Since 2009, Tribeca Therapy has provided individual, couples, and family therapy to Downtown Manhattan creatives, finance professionals, and local families

I founded Tribeca Therapy as a private practice in 2009. By 2011, faced with both an overflow of interested patients and a growing number of talented therapists seeking to join the practice, I transformed Tribeca Therapy into a group practice, moving into a 2300-square-foot loft in a former shoe factory on Chambers Street. Psychotherapist Rachael Benjamin was the first to join me in Tribeca, as well as Heather Mayone, a psychotherapist and art therapist. After becoming a group practice, Tribeca Therapy continued its focus on working with Downtown Manhattan creatives, finance professionals, and local families, and grew rapidly with Heather and Rachael taking on increasingly senior roles in the practice with Heather becoming Director of Tribeca Therapy and Rachael taking on the position of Senior Therapist and Director of Tribeca Maternity, a branch of Tribeca Therapy focusing on emotional experiences related to family planning, trying to conceive, pregnancy, childbirth, and early parenthood.

Offering individual, couples, and family therapy, as well as working with teens and children, Tribeca Therapy occupies a niche between more traditional psychoanalytic/Freudian approaches (what you picture from television–the patient, often lying down on a couch, free-associating to a therapist who rarely speaks) and somewhat newer, so-called science-based approaches, most commonly related to as Cognitive Behavioral Therapy (think Dr. Phil). Rather than a rejection of these approaches, our work tends to include elements of both, while working to be something of a rejection of methodology in the strictest sense altogether. We understand these approaches, whether Freudian, behavioral or otherwise, as tools. They are often tremendously useful–sometimes brilliantly so–but, as tools, they should not be seen as substitutes for the critical work of applying these tools effectively.

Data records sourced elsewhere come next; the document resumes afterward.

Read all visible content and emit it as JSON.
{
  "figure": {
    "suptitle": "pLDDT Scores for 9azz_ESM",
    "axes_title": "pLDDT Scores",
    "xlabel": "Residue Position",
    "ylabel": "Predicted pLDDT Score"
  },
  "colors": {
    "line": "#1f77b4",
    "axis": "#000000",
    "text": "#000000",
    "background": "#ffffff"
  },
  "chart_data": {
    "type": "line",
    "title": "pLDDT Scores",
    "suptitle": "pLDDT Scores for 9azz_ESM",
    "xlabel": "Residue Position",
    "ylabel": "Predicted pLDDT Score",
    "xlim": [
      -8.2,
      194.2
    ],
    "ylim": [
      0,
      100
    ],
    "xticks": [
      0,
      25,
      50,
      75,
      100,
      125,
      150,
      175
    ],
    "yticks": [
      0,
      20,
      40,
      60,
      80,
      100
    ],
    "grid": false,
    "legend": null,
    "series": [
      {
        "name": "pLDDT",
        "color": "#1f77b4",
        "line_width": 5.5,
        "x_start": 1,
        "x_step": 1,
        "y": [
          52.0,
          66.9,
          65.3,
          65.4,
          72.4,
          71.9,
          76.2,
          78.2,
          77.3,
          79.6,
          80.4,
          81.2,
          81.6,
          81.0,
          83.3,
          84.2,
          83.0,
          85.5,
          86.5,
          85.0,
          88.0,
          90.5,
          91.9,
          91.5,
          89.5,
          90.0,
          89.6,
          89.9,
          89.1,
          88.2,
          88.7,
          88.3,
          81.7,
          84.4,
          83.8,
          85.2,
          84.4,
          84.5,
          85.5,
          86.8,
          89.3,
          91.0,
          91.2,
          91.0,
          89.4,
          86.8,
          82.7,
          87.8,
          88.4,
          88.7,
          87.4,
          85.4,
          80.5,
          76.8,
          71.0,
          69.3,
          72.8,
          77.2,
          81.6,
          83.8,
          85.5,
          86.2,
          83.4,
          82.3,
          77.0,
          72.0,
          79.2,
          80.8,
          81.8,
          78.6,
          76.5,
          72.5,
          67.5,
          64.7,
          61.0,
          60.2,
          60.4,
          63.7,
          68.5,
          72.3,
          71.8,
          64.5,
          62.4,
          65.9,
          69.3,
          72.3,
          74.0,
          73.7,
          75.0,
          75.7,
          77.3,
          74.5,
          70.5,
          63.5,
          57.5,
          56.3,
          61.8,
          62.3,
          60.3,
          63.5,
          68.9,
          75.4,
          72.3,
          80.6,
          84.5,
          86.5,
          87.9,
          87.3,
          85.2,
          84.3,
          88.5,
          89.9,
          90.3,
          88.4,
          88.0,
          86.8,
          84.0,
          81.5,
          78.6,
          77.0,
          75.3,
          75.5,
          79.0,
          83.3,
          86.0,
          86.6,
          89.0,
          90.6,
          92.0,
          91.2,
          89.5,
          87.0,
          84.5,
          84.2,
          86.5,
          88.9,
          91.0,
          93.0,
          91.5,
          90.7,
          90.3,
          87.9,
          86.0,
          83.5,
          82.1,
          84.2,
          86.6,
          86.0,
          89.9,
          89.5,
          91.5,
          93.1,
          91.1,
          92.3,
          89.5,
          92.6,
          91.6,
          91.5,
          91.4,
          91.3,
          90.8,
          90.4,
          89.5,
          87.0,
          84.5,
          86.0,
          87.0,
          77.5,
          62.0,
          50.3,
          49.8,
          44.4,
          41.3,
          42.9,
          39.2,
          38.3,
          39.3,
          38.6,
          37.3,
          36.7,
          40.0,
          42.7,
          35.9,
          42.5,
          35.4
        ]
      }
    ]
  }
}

There are several core principles that have emerged over time as vital to our practice, regardless of the specific matter we’re addressing:

Diversity (politics)

We recognize that individual suffering, emotional life, and human development don’t exist in a vacuum. Issues related to diversity–race, ethnicity, gender, sexuality, class, etc.–and the myriad biases, both systemic and interpersonal, that relate to them are central to the experiences of our patients and therefore, must be central to our therapy. Our practice, as measured by the makeup of our patients, is diverse. We also take special interest in our couples and family therapy in working with families of mixed race, mixed ethnicity, or different religious backgrounds.

Action-oriented

On the spectrum of therapists, ranging from the most cliché, passive therapist, who sits back and “just listens,” to the opposite, we’re surely more on the end of the spectrum of rolling up our sleeves and getting to work. That doesn’t mean we never sit back and focus on listening, but when needed, we’re not afraid to take on a very active role helping our patients sort through challenging situations. For many of our patients, coming to Tribeca Therapy is often more like visiting the gym than the spa–restorative and energizing, but also hard work.

Collaborative

While we have serious expertise and experience helping folks with all sorts of issues, we recognize that the best therapy is custom-made for the individual, couple, or family and that smart people who are eager to get help can be excellent participants in creating their therapy alongside their therapist. We work with intelligent, resourceful people, many of whom have been in therapy before and most of whom have read self-help books, or studied spirituality or other forms of personal growth. Our patients have frequently tried all sorts of things before they ever walked into our office–some of them helpful and some of them not. We want to make use of both these successes and failures to inform the creation of a therapy that’s truly going to work for you.

Creative

Tribeca Therapy approaches therapy as a fundamentally creative activity. While there is always science, methods, and expertise to apply, there also needs to be room for a sense of humor and play, even when dealing with fairly painful issues. Often existing therapy tools need to be tweaked or reformed in order to work for a given situation; in other instances, we need to fashion altogether new tools to get the job done.

Non-diagnostic

At Tribeca Therapy, we reject a medical model, cookie-cutter approach to therapy, choosing, instead, to focus on strengths and possibilities rather than labeling. The people who come to us for help are often in serious distress or pain. We take that seriously while recognizing that the pathologizing language of diagnosis is often unhelpful. Rather than rejecting diagnosis entirely, we work to be thoughtful in its application and, even when making use of diagnosis, we don’t allow the diagnosis alone to determine the course of treatment.